Fiasco est un nom masculin qui se définit tout d’abord comme une défaillance sexuelle chez l’homme. Mais ne nous attardons pas ici… il y a plus intéressant, et ça se passe à l’Agora des Arts de Rouyn-Noranda, trois fois par semaine, les mercredis, jeudis et vendredis. Chaque représentation est unique avec un invité spécial différent. Et il faut faire vite, car la dernière occasion d’être témoin d’un fiasco exceptionnellement bien organisé est le 29 juin.
Amoureux des livres possédant de multiples talents et, d’une certaine manière, déjà homme de lettres par sa formation en enseignement du français et de l’histoire, Jeanfrançois Cossette s’est lancé dans une folle et belle aventure il y a maintenant presque un an : écrire une pièce de théâtre avec l’idée de ne pas se censurer et de croire que tout est possible dans la scénographie.
Dans Fiasco!,les personnages sont eux-mêmes des comédiens amateurs qui ne sauront tarder à vivre l’enfer lors de la première représentation de leur pièce. En effet, cette soirée sera pour eux un échec complet. La pièce est une adaptation libre d’un film américain assez populaire dans les années 1990 (bon nombre le reconnaîtront rapidement). Certains sauront aussi reconnaitre l’inspiration de la production présentée en ce moment sur Broadway à New York, The Play That Goes Wrong.
Rencontrés quelques heures avant la « grande première mondiale », les membres de la distribution étaient très heureux d’enfin présenter au public la pièce qu’ils répètent régulièrement depuis un peu plus de deux mois. Sonalie Hénault, jeune femme de 17 ans cumulant déjà 9 ans d’expérience en arts dramatiques, s’est dite très fébrile à l’approche de la représentation. Même si elle s’est jointe à l’équipe in extremis, Sonalie s’est bien intégrée. Pour la jeune comédienne qui termine à peine ses études secondaires, c’est un réel défi de travailler avec des comédiens d’expérience hors du cadre scolaire ou amateur.

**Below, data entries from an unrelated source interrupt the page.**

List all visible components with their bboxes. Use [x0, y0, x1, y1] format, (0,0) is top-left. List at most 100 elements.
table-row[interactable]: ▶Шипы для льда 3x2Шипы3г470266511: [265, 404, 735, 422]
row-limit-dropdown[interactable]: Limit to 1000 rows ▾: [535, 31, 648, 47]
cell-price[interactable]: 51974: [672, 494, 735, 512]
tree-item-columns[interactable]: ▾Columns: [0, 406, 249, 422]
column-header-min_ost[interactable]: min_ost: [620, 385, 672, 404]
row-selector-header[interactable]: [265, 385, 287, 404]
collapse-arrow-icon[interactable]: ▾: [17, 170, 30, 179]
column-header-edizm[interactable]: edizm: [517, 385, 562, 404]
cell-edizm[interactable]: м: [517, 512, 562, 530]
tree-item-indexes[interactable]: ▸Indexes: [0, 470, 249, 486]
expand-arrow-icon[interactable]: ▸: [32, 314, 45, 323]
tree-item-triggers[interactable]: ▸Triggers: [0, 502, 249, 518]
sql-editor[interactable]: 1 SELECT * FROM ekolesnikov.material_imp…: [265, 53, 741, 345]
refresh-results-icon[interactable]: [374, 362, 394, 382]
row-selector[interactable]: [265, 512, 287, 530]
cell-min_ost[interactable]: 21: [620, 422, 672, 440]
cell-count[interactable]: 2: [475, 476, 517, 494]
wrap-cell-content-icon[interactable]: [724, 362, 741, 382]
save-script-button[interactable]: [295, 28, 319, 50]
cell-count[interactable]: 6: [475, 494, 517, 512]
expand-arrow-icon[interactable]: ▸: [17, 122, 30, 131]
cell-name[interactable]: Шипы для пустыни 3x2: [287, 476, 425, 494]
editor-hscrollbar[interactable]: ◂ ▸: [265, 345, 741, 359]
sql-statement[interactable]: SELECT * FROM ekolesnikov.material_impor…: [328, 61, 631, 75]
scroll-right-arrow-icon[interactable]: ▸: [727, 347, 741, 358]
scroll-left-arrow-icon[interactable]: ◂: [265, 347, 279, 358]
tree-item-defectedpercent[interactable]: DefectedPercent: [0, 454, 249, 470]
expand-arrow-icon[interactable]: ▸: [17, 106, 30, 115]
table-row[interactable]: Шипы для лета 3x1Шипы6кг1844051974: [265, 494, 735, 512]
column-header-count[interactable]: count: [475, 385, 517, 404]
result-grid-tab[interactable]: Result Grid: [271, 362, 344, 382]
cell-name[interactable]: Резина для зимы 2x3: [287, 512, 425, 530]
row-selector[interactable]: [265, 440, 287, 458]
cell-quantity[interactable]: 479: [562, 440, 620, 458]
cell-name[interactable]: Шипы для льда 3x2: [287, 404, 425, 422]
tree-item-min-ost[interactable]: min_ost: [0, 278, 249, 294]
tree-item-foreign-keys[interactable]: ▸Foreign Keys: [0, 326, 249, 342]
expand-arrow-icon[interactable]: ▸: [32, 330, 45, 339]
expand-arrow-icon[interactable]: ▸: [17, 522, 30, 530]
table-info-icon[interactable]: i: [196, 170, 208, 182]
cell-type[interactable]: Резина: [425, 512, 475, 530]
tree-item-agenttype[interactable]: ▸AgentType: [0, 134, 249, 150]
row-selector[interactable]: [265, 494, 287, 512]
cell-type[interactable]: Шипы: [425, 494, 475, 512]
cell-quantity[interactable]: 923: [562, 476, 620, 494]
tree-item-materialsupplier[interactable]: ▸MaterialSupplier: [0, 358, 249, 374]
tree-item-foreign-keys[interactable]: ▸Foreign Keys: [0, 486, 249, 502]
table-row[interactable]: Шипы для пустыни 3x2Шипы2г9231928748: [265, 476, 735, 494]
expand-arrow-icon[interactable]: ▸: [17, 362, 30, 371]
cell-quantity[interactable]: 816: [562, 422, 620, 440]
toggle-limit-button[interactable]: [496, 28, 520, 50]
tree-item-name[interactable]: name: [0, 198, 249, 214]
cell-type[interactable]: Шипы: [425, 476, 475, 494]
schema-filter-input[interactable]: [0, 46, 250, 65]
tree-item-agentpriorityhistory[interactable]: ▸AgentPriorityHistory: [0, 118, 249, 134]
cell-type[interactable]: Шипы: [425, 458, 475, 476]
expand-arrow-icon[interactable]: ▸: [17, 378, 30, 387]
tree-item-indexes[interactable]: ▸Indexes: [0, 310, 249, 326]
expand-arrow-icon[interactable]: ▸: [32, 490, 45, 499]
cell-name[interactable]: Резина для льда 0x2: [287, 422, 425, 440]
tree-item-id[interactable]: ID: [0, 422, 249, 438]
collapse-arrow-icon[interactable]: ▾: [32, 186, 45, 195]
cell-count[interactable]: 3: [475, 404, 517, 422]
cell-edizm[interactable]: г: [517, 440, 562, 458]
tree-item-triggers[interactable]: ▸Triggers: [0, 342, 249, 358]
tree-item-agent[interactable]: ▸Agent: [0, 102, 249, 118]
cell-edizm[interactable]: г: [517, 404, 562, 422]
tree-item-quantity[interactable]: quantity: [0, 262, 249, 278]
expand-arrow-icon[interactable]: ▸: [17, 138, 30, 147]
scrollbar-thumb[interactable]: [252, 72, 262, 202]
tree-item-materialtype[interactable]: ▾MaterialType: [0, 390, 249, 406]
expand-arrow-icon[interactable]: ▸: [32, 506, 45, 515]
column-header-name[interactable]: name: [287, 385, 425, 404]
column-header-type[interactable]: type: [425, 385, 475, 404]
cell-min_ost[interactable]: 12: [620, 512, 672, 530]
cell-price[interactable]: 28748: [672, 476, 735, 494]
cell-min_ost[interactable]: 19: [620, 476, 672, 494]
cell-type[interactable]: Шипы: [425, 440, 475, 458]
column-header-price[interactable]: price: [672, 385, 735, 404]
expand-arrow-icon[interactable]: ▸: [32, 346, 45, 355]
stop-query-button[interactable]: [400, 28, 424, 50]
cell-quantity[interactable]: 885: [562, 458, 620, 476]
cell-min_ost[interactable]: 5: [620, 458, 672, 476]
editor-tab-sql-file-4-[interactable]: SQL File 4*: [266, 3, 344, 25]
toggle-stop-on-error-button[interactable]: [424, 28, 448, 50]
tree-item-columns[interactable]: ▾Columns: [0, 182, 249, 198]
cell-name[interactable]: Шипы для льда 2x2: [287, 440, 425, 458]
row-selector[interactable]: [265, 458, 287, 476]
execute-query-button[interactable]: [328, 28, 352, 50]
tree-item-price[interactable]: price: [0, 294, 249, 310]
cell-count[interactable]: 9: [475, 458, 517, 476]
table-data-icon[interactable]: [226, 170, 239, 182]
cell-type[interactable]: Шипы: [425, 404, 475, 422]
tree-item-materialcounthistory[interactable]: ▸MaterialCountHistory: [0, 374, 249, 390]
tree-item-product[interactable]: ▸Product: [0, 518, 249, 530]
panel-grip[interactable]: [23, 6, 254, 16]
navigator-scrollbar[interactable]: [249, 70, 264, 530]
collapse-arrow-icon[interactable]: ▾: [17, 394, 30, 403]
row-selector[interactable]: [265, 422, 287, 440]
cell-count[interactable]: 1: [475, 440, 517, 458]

UNE EXPÉRIENCE THÉÂTRALE HILARANTE
La pièce commence en force avec un épanchement amoureux au cours duquel les comédiens se laissent aller dans un rituel qui rappelle ce qu’on a déjà vu lors de numéros d’art performatif. Interprétés par Julie Mercier et Cédric Poirier, les amoureux démontrent une magnifique complicité. C’est à la fois beau, émouvant et hilarant de les voir s’aimer ainsi… et on ne verra plus jamais la poterie de la même manière. Étienne Jacques, de son côté, interprète avec brio un personnage qui est de prime abord plutôt timide. Ce dernier doit jouer dans la pièce de théâtre un peu malgré lui dans un rôle très éloigné de sa personnalité naturelle. Jeanfrançois Cossette est, de son côté, plutôt méconnaissable dans son personnage de technicien de scène qui veut rendre service, mais qui ne semble pas réaliser tout ce que ça implique d’être sur scène en tant que comédien. Ce ne sera pas facile pour les autres de travailler avec lui…
La présence sur scène d’un nouvel invité spécial chaque soir amène du piquant pour les comédiens, dans la réalité comme dans la fiction. Cette variation sur le même thème constitue un élément audacieux, d’autant plus que le temps de répétition est extrêmement limité. Bien que les invités connaissent leurs répliques depuis environ un mois, ils ne disposent que d’une heure tous ensemble pour établir leur plan de match pour la soirée.
Tout au long de la pièce, les rires font allègrement entendre. Le jeu des comédiens régionaux est tout à fait à la hauteur. Contrairement à leurs personnages, ce ne sont pas des amateurs! Inversions dans les répliques, didascalies, décalages cocasses avec l’éclairage et répliques rendues par l’entremise d’un extrait de film enregistré sur bande sonore… tout ça parfois rendu avec quelques pointes d’émotion. Aussi simples soient-elles, toutes les situations deviennent l’occasion d’exagérations intenses pour le plus grand plaisir des spectateurs qui, normalement, seraient mal à l’aise devant de telles performances.
Bref, il faut le voir pour le croire. Fiasco! est une pièce de théâtre d’été digne de ce nom, et pour ceux qui l’auraient manquée, souhaitons que Chiens pas de médaille (l’OBNL régional producteur de la pièce) récidive pour quelques supplémentaires à l’automne.